A última conversa minimamente adulta por estas bandas ocorreu em 2006, quando Wilma de Faria derrotou, no segundo turno, o então governador em férias, Garibaldi Filho. De lá para cá, o debate público foi substituído por marketing de ocasião e frases de efeito, afinal orçamento, déficit, receita corrente líquida não rendem curtidas.
A pré-campanha corre solta. Allyson Bezerra surge como resistência às oligarquias, embora cercado por sobrenomes que frequentam o poder desde o tempo em que o voto ainda tinha cheiro de curral (escreverei sobre isso em outro texto). Cadu Xavier apresenta-se como candidato de Fátima e de Lula, o que é uma credencial, mas não é um plano. E Álvaro Dias vende a gestão de Natal como case de sucesso, expressão importada que serve tanto para shopping center quanto para hospital público.
Enquanto isso, o orçamento estadual cresce como massa de pão esquecida na bacia, ultrapassando, nos últimos anos, a casa das dezenas de bilhões de reais, impulsionado por aumento de arrecadação, repasses federais e elevação da folha. A despesa com pessoal consome parcela robusta da receita corrente líquida, encostando no limite da Lei de Responsabilidade Fiscal. Crescem também os duodécimos dos Poderes, o custeio da máquina, os contratos de serviços. Tudo cresce. Menos a coragem de discutir prioridades.
A recente exposição dos contracheques generosos de dois desembargadores revelou o óbvio: falta um debate sério sobre como se gasta o dinheiro público. Não se trata de demonizar servidores ou magistrado, mas de compreender que orçamento é escolha, e escolha envolve conflito e a política, disse um estudioso do assunto, é o espaço institucionalizado do conflito. Quando o conflito é varrido para debaixo do tapete, o que resta é retórica.
Falar em corte de cargos comissionados, como li em blogs e redes sociais, beira o folclore, pois eles representam um pingo num copo: é 0,9% da folha e algo próximo de 0,4% do orçamento total. Devem ser cortados? Devem. Por coerência moral, por sinal pedagógico, por respeito ao contribuinte. Mas ninguém equilibra um transatlântico jogando ao mar meia dúzia de cadeiras. A estrutura do gasto é outra, mais profunda e mais resistente.
A desistência de Rogério Marinho empobreceu o debate porque, concorde-se ou não, foi o único a enunciar uma medida concreta: congelar a folha (também escreverei sobre isso em outro texto).
Em termos práticos, significaria permitir que a inflação corroesse os salários ao longo do tempo, num ajuste silenciosamente doloroso. A ideia dialoga com o realismo de Giovanni Sartori, para quem políticas públicas exigem escolhas dolorosas e clareza conceitual. Cortar orçamento é mexer em serviços. É discutir se haverá menos contratos, menos terceirizações, menos expansão de programas. É perguntar se os Poderes continuarão executando 100% de seus duodécimos para evitar devoluções ao Tesouro, mesmo quando a arrecadação fraqueja. Alguém acredita que categorias organizadas aceitariam tal remédio sem greve, sem desgaste, sem custo eleitoral?

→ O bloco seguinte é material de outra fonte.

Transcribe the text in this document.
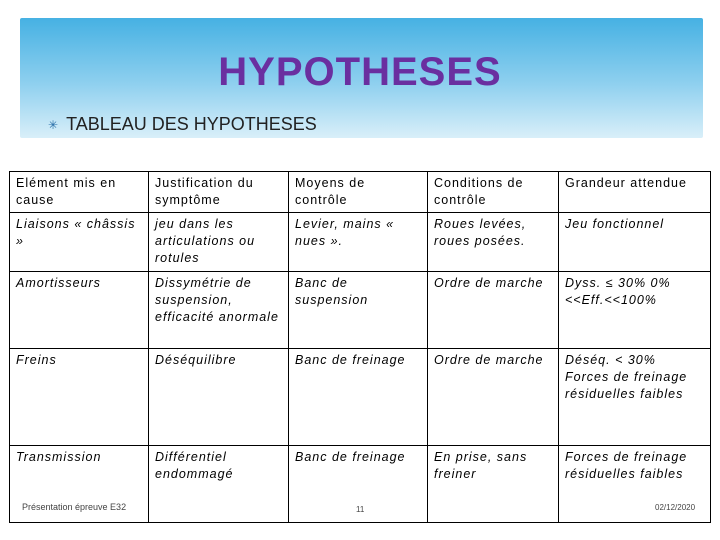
HYPOTHESES
✳ TABLEAU DES HYPOTHESES
Elément mis en cause	Justification du symptôme	Moyens de contrôle	Conditions de contrôle	Grandeur attendue
Liaisons « châssis »	jeu dans les articulations ou rotules	Levier, mains « nues ».	Roues levées, roues posées.	Jeu fonctionnel
Amortisseurs	Dissymétrie de suspension, efficacité anormale	Banc de suspension	Ordre de marche	Dyss. ≤ 30% 0%<<Eff.<<100%
Freins	Déséquilibre	Banc de freinage	Ordre de marche	Déséq. < 30% Forces de freinage résiduelles faibles
Transmission	Différentiel endommagé	Banc de freinage	En prise, sans freiner	Forces de freinage résiduelles faibles
Présentation épreuve E32	11	02/12/2020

Ora, toda sociedade é governada por minorias organizadas, disse-nos um mestre dos estudos políticos, e as minorias organizadas conhecem bem o caminho do cofre. Por isso, quase sempre o Tesouro estadual perde essa disputa silenciosa. Para revertê-la, seria preciso que o tema fosse enfrentado já na campanha, com números na mesa e compromissos públicos claros. A pressão popular nasce da informação – e aqui o jornalismo tem falhado. Poucos vão aos relatórios fiscais, às planilhas de execução, aos comparativos históricos. Discute-se o acessório e ignora-se a engrenagem e, assim, o elefante continua na sala, maltratado, endividado, pressionado por demandas legítimas e por privilégios históricos. Fingir que não pesa é confortável. Mas orçamento não se resolve com slogans. Resolve-se com escolhas, conflito assumido e disposição para pagar o preço político. Discutir pessoas e ignorar números é um mau presságio. Pelo andar da carruagem, porém, o elefante, paciente, continuará ocupando o centro da sala, à espera de alguém que tenha coragem de falar sobre o seu peso real.